The Psychology of Loyalty

There’s been a lot of talk lately about loyalty. Some use the term correctly, and others simply use it as a tool to get what they want. I equate loyalty with integrity, i.e., consistency among your ideas, your principles and your actions. It focuses on upholding your ideals, especially in the case of people who are important to you. When you put it that way it sounds psychologically virtuous.

This is where it gets complicated: Many people choose friends and romantic partners based only on vague or unidentified feelings. Then when it comes time to be loyal (or disloyal) to friends or associates, they’re unclear about what they’re actually being loyal to. They have no guidelines other than undefinable feelings.

If someone annoys you for a trivial reason, you might back away from them without really knowing why, and regret it later.

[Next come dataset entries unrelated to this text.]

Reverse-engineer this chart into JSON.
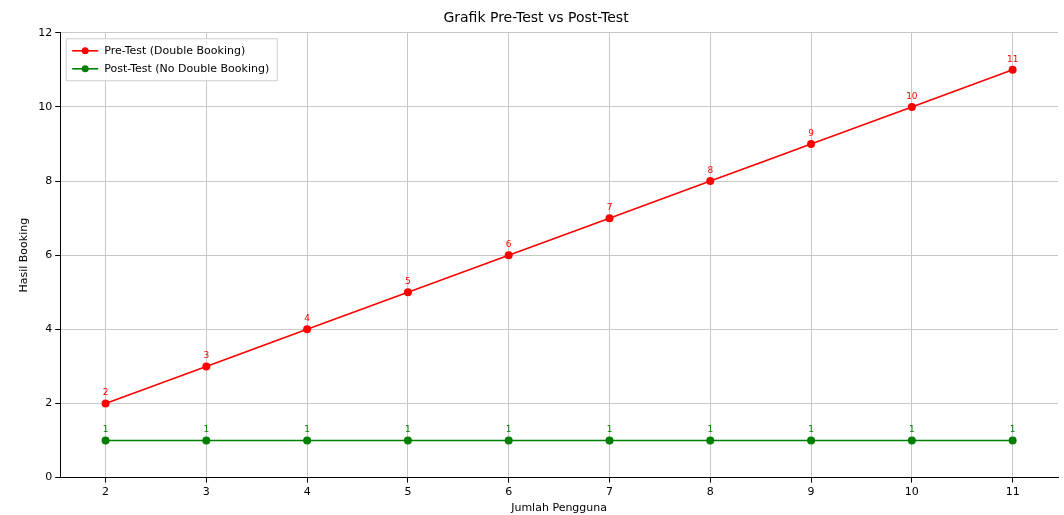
{
  "chart_data": {
    "type": "line",
    "title": "Grafik Pre-Test vs Post-Test",
    "xlabel": "Jumlah Pengguna",
    "ylabel": "Hasil Booking",
    "x": [
      2,
      3,
      4,
      5,
      6,
      7,
      8,
      9,
      10,
      11
    ],
    "series": [
      {
        "name": "Pre-Test (Double Booking)",
        "color": "#ff0000",
        "values": [
          2,
          3,
          4,
          5,
          6,
          7,
          8,
          9,
          10,
          11
        ]
      },
      {
        "name": "Post-Test (No Double Booking)",
        "color": "#008000",
        "values": [
          1,
          1,
          1,
          1,
          1,
          1,
          1,
          1,
          1,
          1
        ]
      }
    ],
    "xlim": [
      1.55,
      11.45
    ],
    "xticks": [
      2,
      3,
      4,
      5,
      6,
      7,
      8,
      9,
      10,
      11
    ],
    "ylim": [
      0,
      12
    ],
    "yticks": [
      0,
      2,
      4,
      6,
      8,
      10,
      12
    ],
    "grid": true,
    "legend": "top left",
    "marker": "circle",
    "line_style": "solid",
    "data_labels": true
  }
}
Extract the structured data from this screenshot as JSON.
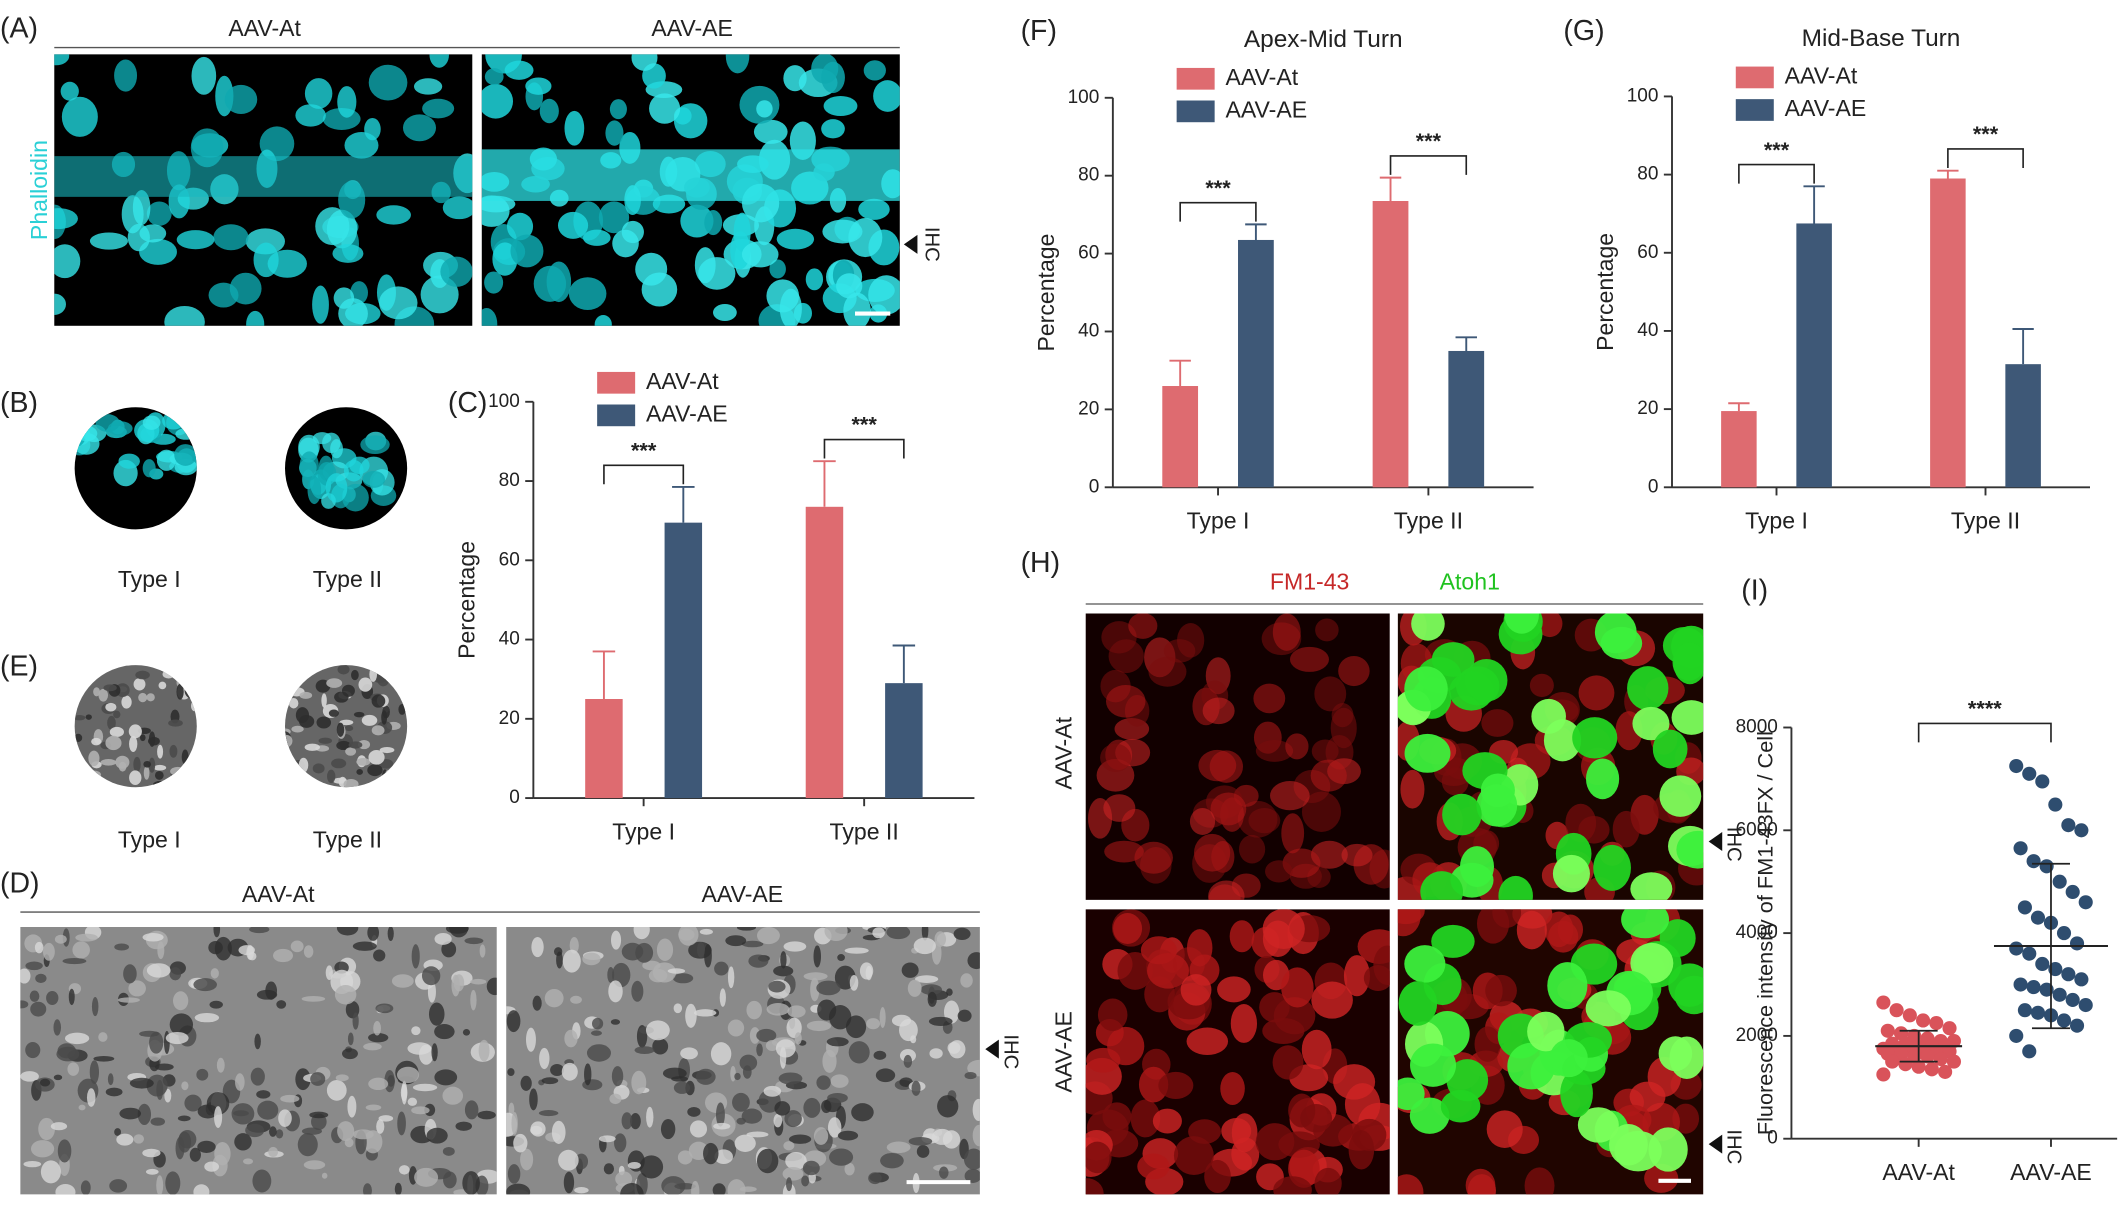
{
  "figure": {
    "panel_labels": {
      "A": "(A)",
      "B": "(B)",
      "C": "(C)",
      "D": "(D)",
      "E": "(E)",
      "F": "(F)",
      "G": "(G)",
      "H": "(H)",
      "I": "(I)"
    },
    "a": {
      "groups": [
        "AAV-At",
        "AAV-AE"
      ],
      "stain": "Phalloidin",
      "marker": "IHC"
    },
    "b": {
      "types": [
        "Type I",
        "Type II"
      ]
    },
    "e": {
      "types": [
        "Type I",
        "Type II"
      ]
    },
    "d": {
      "groups": [
        "AAV-At",
        "AAV-AE"
      ],
      "marker": "IHC"
    },
    "h": {
      "channels": [
        "FM1-43",
        "Atoh1"
      ],
      "groups": [
        "AAV-At",
        "AAV-AE"
      ],
      "marker": "IHC"
    }
  },
  "chart_data": [
    {
      "type": "bar",
      "ylabel": "Percentage",
      "categories": [
        "Type I",
        "Type II"
      ],
      "series": [
        {
          "name": "AAV-At",
          "color": "#de6b70",
          "values": [
            25,
            73.5
          ],
          "errors": [
            12,
            11.5
          ]
        },
        {
          "name": "AAV-AE",
          "color": "#3e5877",
          "values": [
            69.5,
            29
          ],
          "errors": [
            9,
            9.5
          ]
        }
      ],
      "significance": [
        "***",
        "***"
      ],
      "ylim": [
        0,
        100
      ],
      "yticks": [
        0,
        20,
        40,
        60,
        80,
        100
      ],
      "legend": "upper left"
    },
    {
      "type": "bar",
      "title": "Apex-Mid Turn",
      "ylabel": "Percentage",
      "categories": [
        "Type I",
        "Type II"
      ],
      "series": [
        {
          "name": "AAV-At",
          "color": "#de6b70",
          "values": [
            26,
            73.5
          ],
          "errors": [
            6.5,
            6
          ]
        },
        {
          "name": "AAV-AE",
          "color": "#3e5877",
          "values": [
            63.5,
            35
          ],
          "errors": [
            4,
            3.5
          ]
        }
      ],
      "significance": [
        "***",
        "***"
      ],
      "ylim": [
        0,
        100
      ],
      "yticks": [
        0,
        20,
        40,
        60,
        80,
        100
      ],
      "legend": "upper left"
    },
    {
      "type": "bar",
      "title": "Mid-Base Turn",
      "ylabel": "Percentage",
      "categories": [
        "Type I",
        "Type II"
      ],
      "series": [
        {
          "name": "AAV-At",
          "color": "#de6b70",
          "values": [
            19.5,
            79
          ],
          "errors": [
            2,
            2
          ]
        },
        {
          "name": "AAV-AE",
          "color": "#3e5877",
          "values": [
            67.5,
            31.5
          ],
          "errors": [
            9.5,
            9
          ]
        }
      ],
      "significance": [
        "***",
        "***"
      ],
      "ylim": [
        0,
        100
      ],
      "yticks": [
        0,
        20,
        40,
        60,
        80,
        100
      ],
      "legend": "upper left"
    },
    {
      "type": "scatter",
      "ylabel": "Fluorescence intensity of FM1-43FX / Cell",
      "categories": [
        "AAV-At",
        "AAV-AE"
      ],
      "series": [
        {
          "color": "#d9535a",
          "mean": 1800,
          "sd": 300,
          "values": [
            2650,
            2500,
            2400,
            2300,
            2250,
            2150,
            2100,
            2050,
            2000,
            1950,
            1900,
            1900,
            1850,
            1850,
            1800,
            1800,
            1800,
            1750,
            1750,
            1750,
            1700,
            1700,
            1700,
            1650,
            1650,
            1600,
            1600,
            1550,
            1500,
            1500,
            1450,
            1400,
            1350,
            1300,
            1250
          ]
        },
        {
          "color": "#2e4d6f",
          "mean": 3750,
          "sd": 1600,
          "values": [
            7250,
            7100,
            6950,
            6500,
            6100,
            6000,
            5650,
            5400,
            5300,
            5000,
            4800,
            4600,
            4500,
            4300,
            4200,
            4000,
            3800,
            3700,
            3600,
            3400,
            3300,
            3200,
            3100,
            3000,
            2950,
            2900,
            2800,
            2700,
            2600,
            2500,
            2450,
            2400,
            2300,
            2200,
            2000,
            1700
          ]
        }
      ],
      "significance": [
        "****"
      ],
      "ylim": [
        0,
        8000
      ],
      "yticks": [
        0,
        2000,
        4000,
        6000,
        8000
      ]
    }
  ]
}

Conversely, if someone betrays you over something important, you’re lost without a set of conscious convictions to guide you; so you might stay in the relationship longer than you should, bolstered by the vague notion that “This person has been in my life, and I shouldn’t change that now.”

Living by a set of conscious convictions and principles grants you the power to select your friends and loved ones accordingly. If you value integrity and honesty, for example, then you not only seek to practice it, but you seek out people who do the same. Ditto for any other virtue you consider important, such as intelligence, productivity, and rationality.

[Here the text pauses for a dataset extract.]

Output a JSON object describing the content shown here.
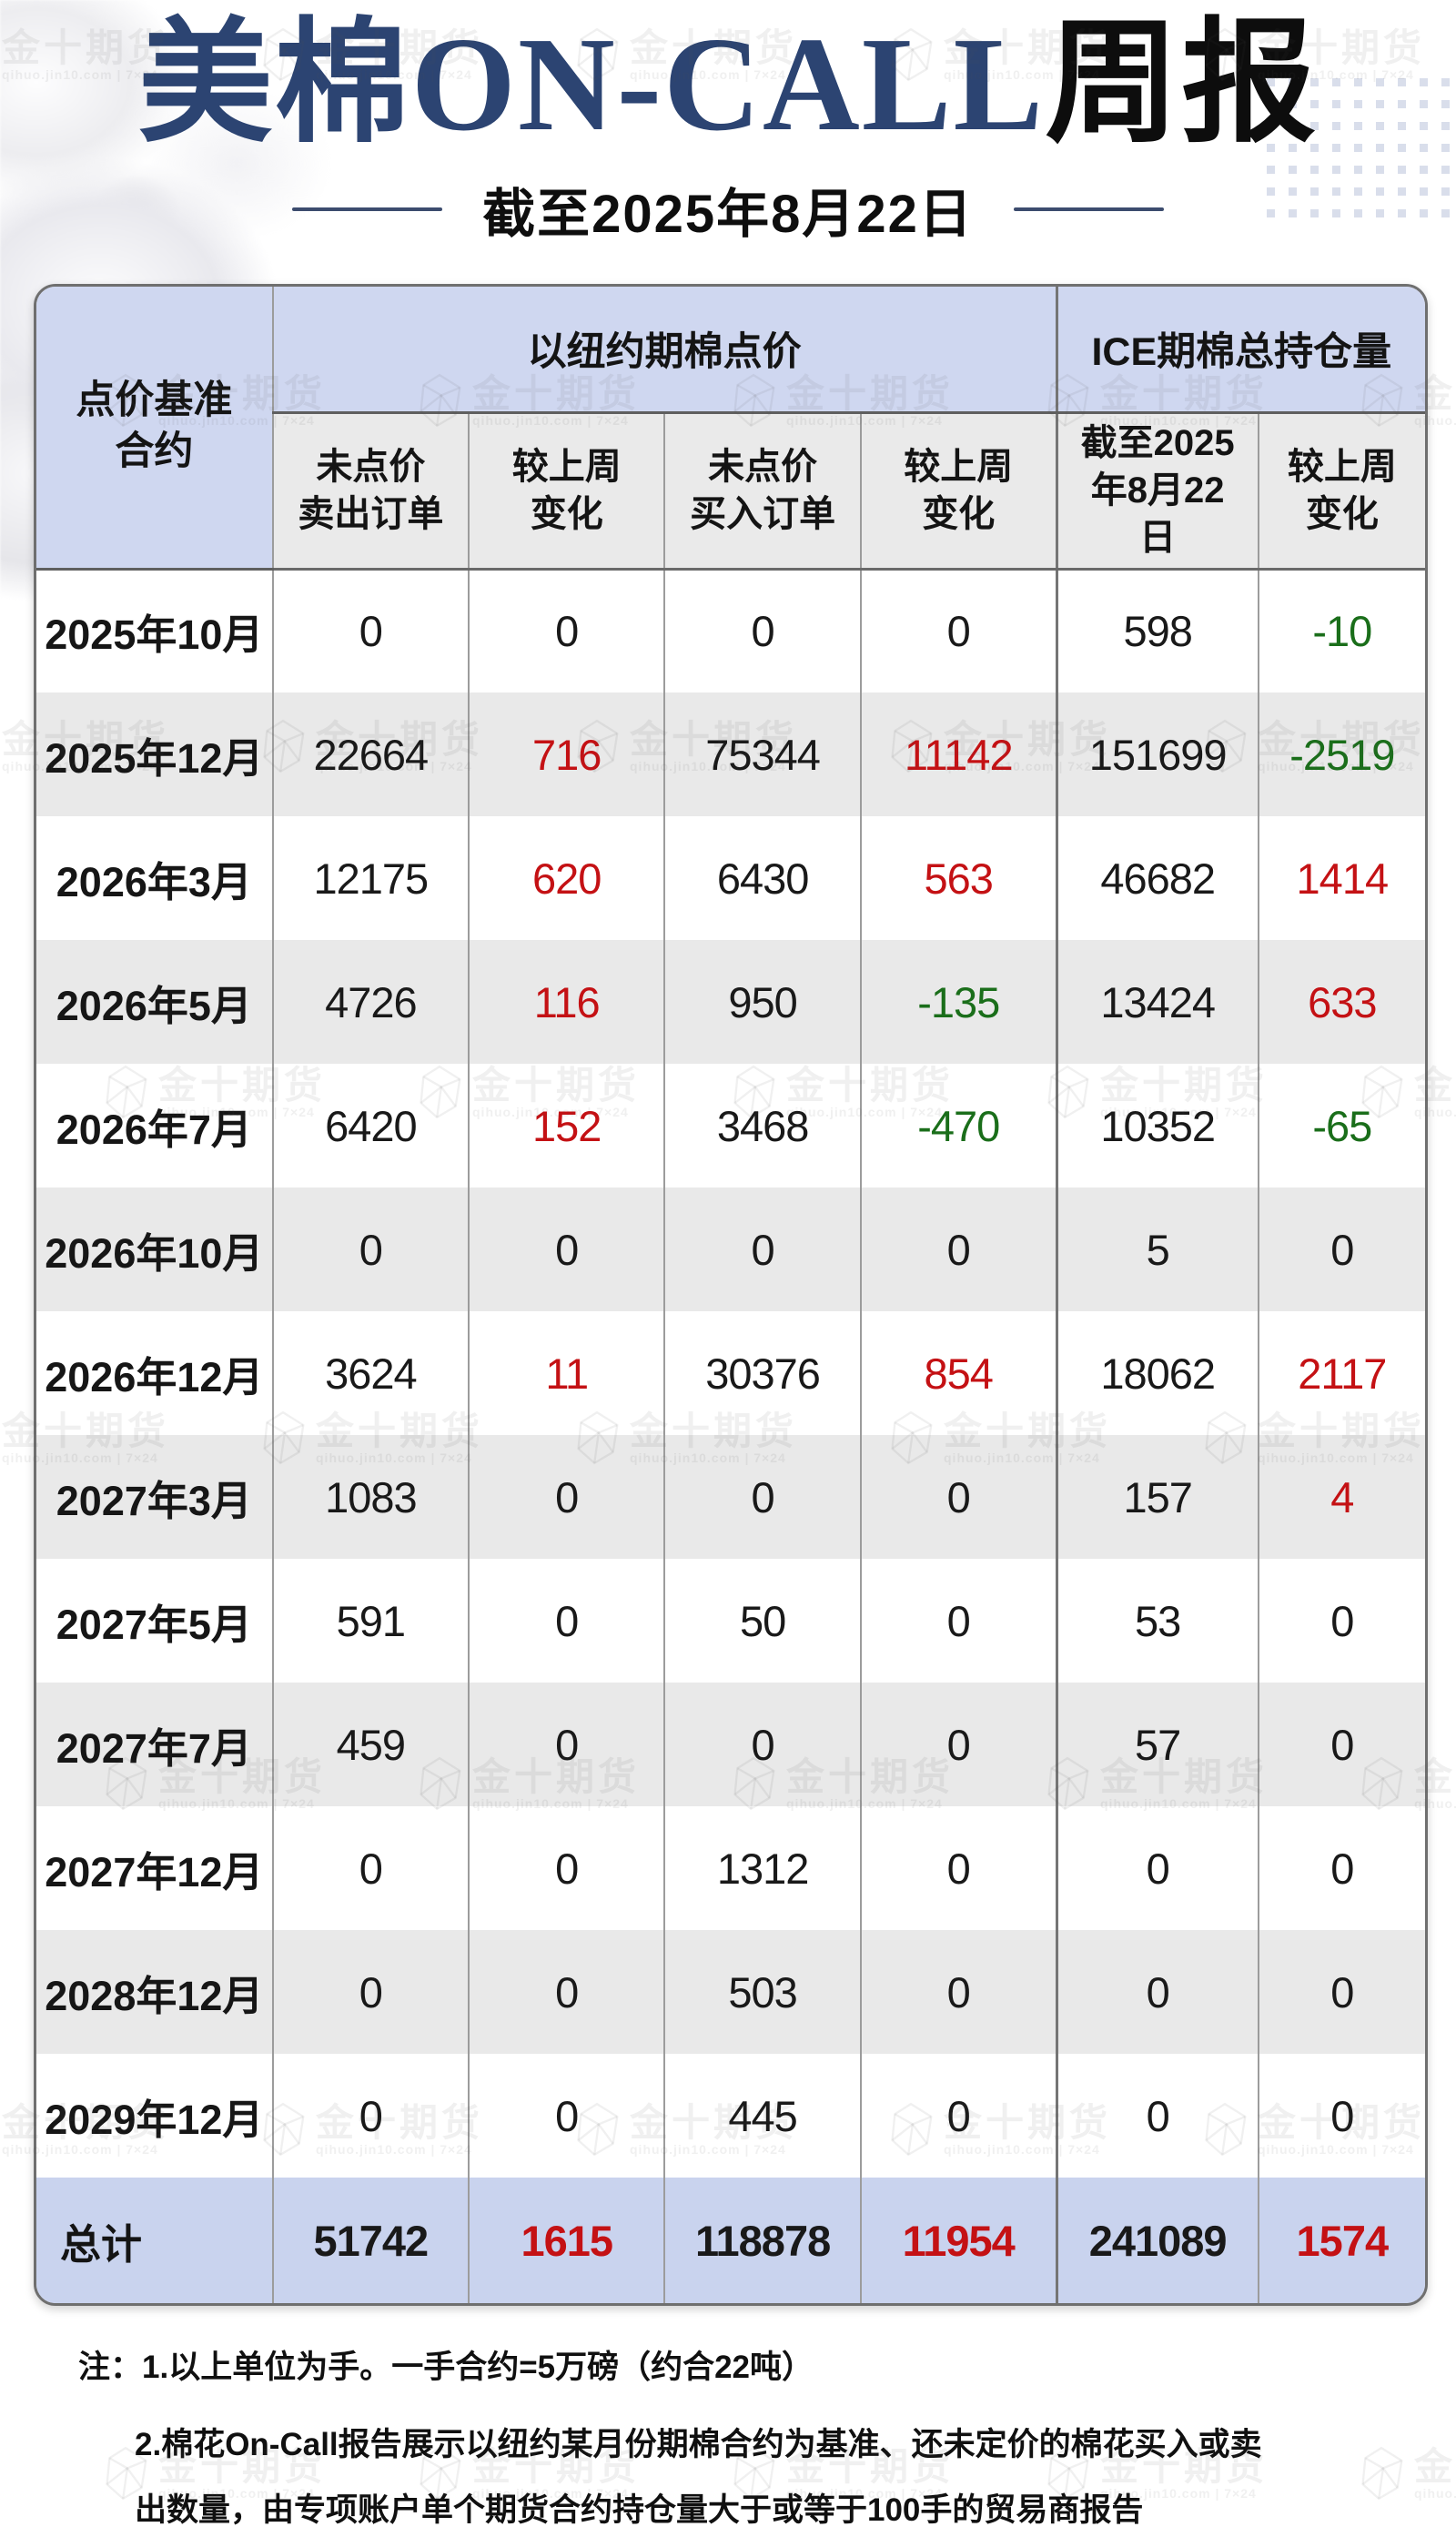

By consciously valuing those ideals and upholding them in daily life, then the friends and spouse you choose will be more important to you because they embody your cherished values. In that context, loyalty is easy. And the thought of betraying someone who represents what’s important to you would be a contradiction.

Most people are not consciously principled. They’re not deliberately bad or evil, but many are pragmatists, i.e., somebody who doesn’t hold a particularly fixed set of convictions about important matters. Such a person, either by philosophical choice (or more likely by default), goes through life making choices — about work, friendship, even romance or marriage based on “what feels right” or “what works” at the moment. Without explicit ideas, principles or a philosophy, there’s nothing else to guide you when hard decisions must be made. It’s amazing how often things seem to boil down to this one issue when I talk to people – especially couples – in my office. While there’s certainly nothing wrong with a choice that feels right or works, it takes more thought to build a strong case for a particular choice, especially in a significant decision like marriage, etc.

The natural result of this way of thinking makes it difficult to practice integrity in the realm of ideas, since the pragmatist holds no fixed ideas. And loyalty is one of the first things to suffer, since the pragmatist has nothing consciously powerful to which they can be loyal. Of course, nowadays it’s socially acceptable, or “cool,” to not hold any conscious convictions “too strongly.” Or, if you must hold deep or conscious convictions, then at least don’t let anybody know about it. Not only is this shallow, but it also makes genuine loyalty impossible because there are no concrete, significant virtues or qualities that can be used as a guide in the process of being loyal.